Monde

Le voyage d’Obama en Israël est une énorme erreur

Janine Zacharia, mis à jour le 21.03.2013 à 13 h 11

Netanyahou a insulté le président américain, soutenu Romney et n’a pas fait avancer le processus de paix. Aucun locataire de la Maison Blanche ne devrait récompenser une telle attitude, même de la part d’un allié.

Barack Obama et Benjamin Netanyahou à  Jérusalem, le 21 mars 2013. REUTERS/Jason Reed

Barack Obama et Benjamin Netanyahou à Jérusalem, le 21 mars 2013. REUTERS/Jason Reed

L'Iran est en train d’accélérer son programme nucléaire. Le sang de l’épouvantable guerre civile syrienne commence à déborder par-delà ses frontières. Deux ans après le renversement d’Hosni Moubarak, la transition politique de l’Égypte est pour le moins périlleuse. Et pourtant, à en croire le vice-conseiller à la sécurité nationale Ben Rhodes, il est «plus important» que tout cela «sous certains côtés» que le président Obama saisisse cette opportunité de «parler directement au peuple israélien

Je comprends bien la logique de celui ou celle qui a imaginé le voyage du président américain en Israël cette semaine: il s’agissait d’envoyer Obama conforter les Israéliens dans l’idée qu’il les soutient face à l’Iran. De démontrer qu’il ne préfère pas les Arabes—contrairement à l’impression qu’il avait donnée lors de son premier mandat lorsqu’il s’était rendu au Caire sans s’arrêter à Tel-Aviv. De rendre hommage devant leur tombe aux Israéliens morts au champ d’honneur et de reconnaître les preuves historiques montrant les liens entre les juifs et ce territoire. De leur faire savoir qu’il admire vraiment leurs prouesses technologiques. Peut-être en effet les Israéliens se sentiront-ils plus enclins à faire la paix avec les Palestiniens s’ils sont assurés de la solidité de leur relation avec leur plus important allié.

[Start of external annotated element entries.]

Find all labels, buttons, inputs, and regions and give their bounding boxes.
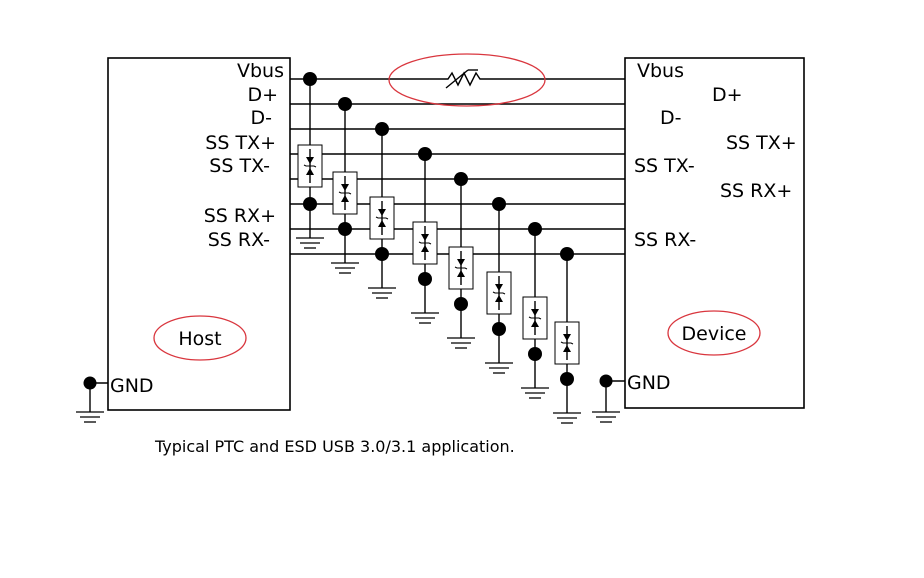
device-title: Device [682,323,747,345]
device-box [624,57,805,409]
junction-dot [454,297,468,311]
tvs-diode-icon [560,326,574,360]
host-pin-sstx-plus: SS TX+ [205,132,276,154]
ground-icon [331,262,359,274]
junction-dot [560,247,574,261]
tvs-diode-icon [418,226,432,260]
host-pin-dminus: D- [251,107,273,129]
ground-icon [447,337,475,349]
junction-dot [375,247,389,261]
tvs-diode-icon [338,176,352,210]
ptc-highlight-ellipse [388,53,546,107]
device-pin-gnd: GND [627,372,671,394]
esd-branch-2 [331,97,359,274]
esd-branch-3 [368,122,396,299]
junction-dot [492,197,506,211]
junction-dot [560,372,574,386]
device-ground [592,374,625,423]
host-pin-labels: Vbus D+ D- SS TX+ SS TX- SS RX+ SS RX- [204,60,284,251]
junction-dot [303,72,317,86]
tvs-diode-icon [303,149,317,183]
junction-dot [338,222,352,236]
ground-icon [296,237,324,249]
host-title-ellipse [153,315,247,361]
host-pin-ssrx-minus: SS RX- [208,229,270,251]
ground-icon [76,411,104,423]
ground-icon [485,362,513,374]
esd-branch-6 [485,197,513,374]
junction-dot [454,172,468,186]
ground-icon [521,387,549,399]
device-pin-sstx-plus: SS TX+ [726,132,797,154]
esd-branch-4 [411,147,439,324]
esd-branch-1 [296,72,324,249]
tvs-diode-icon [454,251,468,285]
junction-dot [418,147,432,161]
device-pin-sstx-minus: SS TX- [634,155,695,177]
junction-dot [492,322,506,336]
host-pin-vbus: Vbus [237,60,284,82]
junction-dot [528,222,542,236]
junction-dot [528,347,542,361]
tvs-diode-icon [375,201,389,235]
host-pin-dplus: D+ [247,84,278,106]
ptc-resistor-icon [438,69,492,89]
host-ground [76,376,108,423]
ground-icon [592,411,620,423]
device-pin-vbus: Vbus [637,60,684,82]
device-pin-dplus: D+ [712,84,743,106]
esd-branch-8 [553,247,581,424]
device-pin-labels: Vbus D+ D- SS TX+ SS TX- SS RX+ SS RX- [634,60,797,251]
junction-dot [338,97,352,111]
device-pin-ssrx-plus: SS RX+ [720,180,792,202]
esd-branch-5 [447,172,475,349]
esd-branch-7 [521,222,549,399]
device-pin-ssrx-minus: SS RX- [634,229,696,251]
esd-branches [296,72,581,424]
junction-dot [303,197,317,211]
host-pin-ssrx-plus: SS RX+ [204,205,276,227]
ground-icon [411,312,439,324]
tvs-diode-icon [492,276,506,310]
junction-dot [375,122,389,136]
ground-icon [368,287,396,299]
device-title-ellipse [667,310,761,356]
host-pin-sstx-minus: SS TX- [209,155,270,177]
host-box [107,57,291,411]
junction-dot [418,272,432,286]
device-pin-dminus: D- [660,107,682,129]
host-pin-gnd: GND [110,375,154,397]
ground-icon [553,412,581,424]
caption: Typical PTC and ESD USB 3.0/3.1 applicat… [154,437,515,456]
tvs-diode-icon [528,301,542,335]
host-title: Host [178,328,221,350]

Mais ce voyage—à la fois son timing et son scénario—n’a aucun sens. Et non content d’être une énorme perte du temps d’Obama à un moment il est plus que précieux, il fait en outre partir en fumée un capital politique américain crucial qui devrait être réservé à des moments qui le justifient vraiment.

La Maison Blanche explique que le président va écouter les projets du nouveau gouvernement israélien. En voici un rapide aperçu: le ministre de la Défense Moshé Yaalon veut bombarder l’Iran et le ministre du Logement Uri Ariel implanter de nouvelles colonies. Si Obama a envie de parler du recrutement des Juifs ultra-orthodoxes dans les Forces armées israéliennes ou du prix du mètre carré à Tel-Aviv, il trouvera un public tout ouïe. Ce sont ces sujets relativement insignifiants, pas l’avenir avec les Palestiniens, qui ont dominé les dernières élections en Israël.

Le clash Biden-Netanyahou

Il y a trois ans, le vice-président Joe Biden s’est rendu en Israël chargé du même genre de mission—conforter les Israéliens dans l’idée qu’Obama les aimait. Biden a fait vibrer toutes les bonnes cordes, en répétant que le lien entre Israël et les Etats-Unis était «inébranlable» et «indestructible» tant de fois que nous autres journalistes qui couvrions ce voyage nous sommes mis à en faire le décompte. Puis, tandis que le cortège de voitures vice-présidentiel quittait le musée de l’Holocauste Yad Vashem, la nouvelle que le ministère de l’Intérieur venait d’autoriser la construction de 1.600 logements à Jérusalem-Est a détruit ce qui aurait dû être une pure célébration des liens américano-israéliens.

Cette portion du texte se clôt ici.